Bilimsel bilgiler, güvenilir olmasına rağmen kesin ve değişmez nitelikte değildir. Bilimsel bilgiler; teknoloji ve bilgi düzeyindeki ilerleme, yeni bulguların ortaya konulması, eski bulguların yeniden yorumlanması, sosyokültürel değişimler gibi nedenlerle değişebilir. Paradigma değişimleri de bilimsel bilgilerin değişmesini sağlar. Yeni bir bulgu ortaya çıktığında mevcut bilgi düzeltilir veya yenilenir. Örneğin mantarlar,1960’lı yıllara kadar bitkiler âlemi içinde sınıflandırılırken yeni bulgulara ulaşılmasıyla günümüzde ayrı bir âlem olarak sınıflandırılmaktadır.
Bilimsel bilgilerin değişime açık olması bilimin gelişime açık olduğu anlamına gelir.
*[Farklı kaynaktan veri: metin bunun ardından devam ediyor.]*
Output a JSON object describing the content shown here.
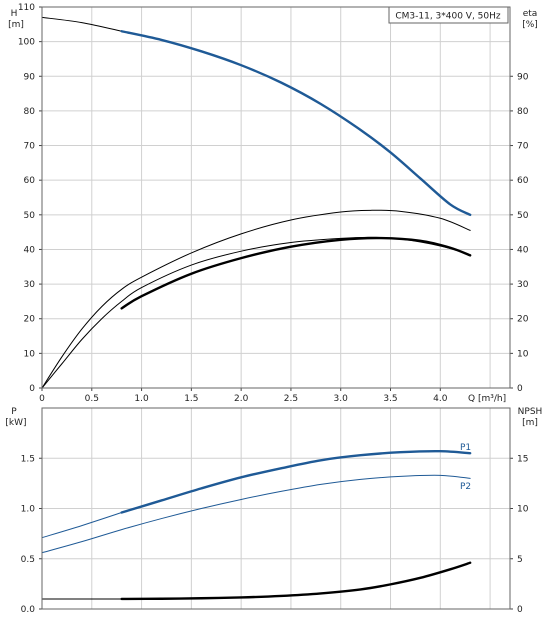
{
  "chart_data": [
    {
      "type": "line",
      "title": "CM3-11, 3*400 V, 50Hz",
      "xlabel": "Q [m³/h]",
      "x_ticks": [
        "0",
        "0.5",
        "1.0",
        "1.5",
        "2.0",
        "2.5",
        "3.0",
        "3.5",
        "4.0"
      ],
      "left_axis": {
        "label_top": "H",
        "label_unit": "[m]",
        "range": [
          0,
          110
        ],
        "ticks": [
          "0",
          "10",
          "20",
          "30",
          "40",
          "50",
          "60",
          "70",
          "80",
          "90",
          "100",
          "110"
        ]
      },
      "right_axis": {
        "label_top": "eta",
        "label_unit": "[%]",
        "range": [
          0,
          110
        ],
        "ticks": [
          "0",
          "10",
          "20",
          "30",
          "40",
          "50",
          "60",
          "70",
          "80",
          "90"
        ]
      },
      "xlim": [
        0,
        4.7
      ],
      "grid": true,
      "series": [
        {
          "axis": "left",
          "style": "thin",
          "points": [
            [
              0,
              107
            ],
            [
              0.4,
              105.5
            ],
            [
              0.8,
              103
            ]
          ]
        },
        {
          "axis": "left",
          "style": "bold",
          "color": "#1f5a96",
          "points": [
            [
              0.8,
              103
            ],
            [
              1.2,
              100.5
            ],
            [
              1.6,
              97.2
            ],
            [
              2.0,
              93.2
            ],
            [
              2.4,
              88.2
            ],
            [
              2.8,
              82
            ],
            [
              3.2,
              74.5
            ],
            [
              3.5,
              68
            ],
            [
              3.8,
              60.5
            ],
            [
              4.1,
              53
            ],
            [
              4.3,
              50
            ]
          ]
        },
        {
          "axis": "right",
          "style": "thin",
          "points": [
            [
              0,
              0
            ],
            [
              0.2,
              7
            ],
            [
              0.4,
              14
            ],
            [
              0.6,
              20
            ],
            [
              0.8,
              25
            ],
            [
              1.0,
              29
            ],
            [
              1.5,
              35.5
            ],
            [
              2.0,
              39.5
            ],
            [
              2.5,
              42
            ],
            [
              3.0,
              43.2
            ],
            [
              3.3,
              43.5
            ],
            [
              3.6,
              43
            ],
            [
              4.0,
              41
            ],
            [
              4.3,
              38.5
            ]
          ]
        },
        {
          "axis": "right",
          "style": "bold",
          "points": [
            [
              0.8,
              23
            ],
            [
              1.0,
              26.5
            ],
            [
              1.5,
              33
            ],
            [
              2.0,
              37.5
            ],
            [
              2.5,
              40.8
            ],
            [
              3.0,
              42.8
            ],
            [
              3.4,
              43.3
            ],
            [
              3.8,
              42.5
            ],
            [
              4.1,
              40.5
            ],
            [
              4.3,
              38.3
            ]
          ]
        },
        {
          "axis": "right",
          "style": "thin",
          "points": [
            [
              0,
              0
            ],
            [
              0.2,
              9
            ],
            [
              0.4,
              17
            ],
            [
              0.6,
              23.5
            ],
            [
              0.8,
              28.5
            ],
            [
              1.0,
              32
            ],
            [
              1.5,
              39
            ],
            [
              2.0,
              44.5
            ],
            [
              2.5,
              48.5
            ],
            [
              3.0,
              50.8
            ],
            [
              3.3,
              51.3
            ],
            [
              3.6,
              51
            ],
            [
              4.0,
              49
            ],
            [
              4.3,
              45.5
            ]
          ]
        }
      ]
    },
    {
      "type": "line",
      "xlabel": "",
      "left_axis": {
        "label_top": "P",
        "label_unit": "[kW]",
        "range": [
          0,
          2.0
        ],
        "ticks": [
          "0.0",
          "0.5",
          "1.0",
          "1.5"
        ]
      },
      "right_axis": {
        "label_top": "NPSH",
        "label_unit": "[m]",
        "range": [
          0,
          20
        ],
        "ticks": [
          "0",
          "5",
          "10",
          "15"
        ]
      },
      "xlim": [
        0,
        4.7
      ],
      "grid": true,
      "series": [
        {
          "name": "P1",
          "axis": "left",
          "style": "thin",
          "color": "#1f5a96",
          "points": [
            [
              0,
              0.71
            ],
            [
              0.4,
              0.83
            ],
            [
              0.8,
              0.96
            ]
          ]
        },
        {
          "name": "P1",
          "axis": "left",
          "style": "bold",
          "color": "#1f5a96",
          "points": [
            [
              0.8,
              0.96
            ],
            [
              1.2,
              1.08
            ],
            [
              1.6,
              1.2
            ],
            [
              2.0,
              1.31
            ],
            [
              2.4,
              1.4
            ],
            [
              2.8,
              1.48
            ],
            [
              3.2,
              1.53
            ],
            [
              3.6,
              1.56
            ],
            [
              4.0,
              1.57
            ],
            [
              4.3,
              1.55
            ]
          ]
        },
        {
          "name": "P2",
          "axis": "left",
          "style": "thin",
          "color": "#1f5a96",
          "points": [
            [
              0,
              0.56
            ],
            [
              0.4,
              0.67
            ],
            [
              0.8,
              0.79
            ],
            [
              1.2,
              0.9
            ],
            [
              1.6,
              1.0
            ],
            [
              2.0,
              1.09
            ],
            [
              2.4,
              1.17
            ],
            [
              2.8,
              1.24
            ],
            [
              3.2,
              1.29
            ],
            [
              3.6,
              1.32
            ],
            [
              4.0,
              1.33
            ],
            [
              4.3,
              1.3
            ]
          ]
        },
        {
          "axis": "right",
          "style": "thin",
          "points": [
            [
              0,
              1.0
            ],
            [
              0.8,
              1.0
            ]
          ]
        },
        {
          "axis": "right",
          "style": "bold",
          "points": [
            [
              0.8,
              1.0
            ],
            [
              1.2,
              1.02
            ],
            [
              1.6,
              1.07
            ],
            [
              2.0,
              1.15
            ],
            [
              2.4,
              1.3
            ],
            [
              2.8,
              1.55
            ],
            [
              3.2,
              1.95
            ],
            [
              3.5,
              2.45
            ],
            [
              3.8,
              3.1
            ],
            [
              4.1,
              3.95
            ],
            [
              4.3,
              4.6
            ]
          ]
        }
      ],
      "labels": [
        "P1",
        "P2"
      ]
    }
  ]
}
Biz teknolojide bu kadar ilerledik diye evrenin sırrını çözmüş değiliz; elimizdeki imkanlar dahilinde ulaşabildiğimiz en iyi bilgiyi doğru kabul ediyor ve sürekli daha fazlasını anlamaya çalışıyoruz. Hep araştırıyor, deneyler yapıyoruz.
Bir şey bulmamız ve var olan bilgileri değiştirmemiz bilimin güvenilirliğini sarsan değil, onun desteklenmesi gerektiğini gösteren bir durumdur. Zira bilim insanları bilimi ve medeniyeti ilerletmek için emek harcamaktadırlar. Öğrenilen her bir bilgi kırıntısı insanlık mirasına bir katkıdır.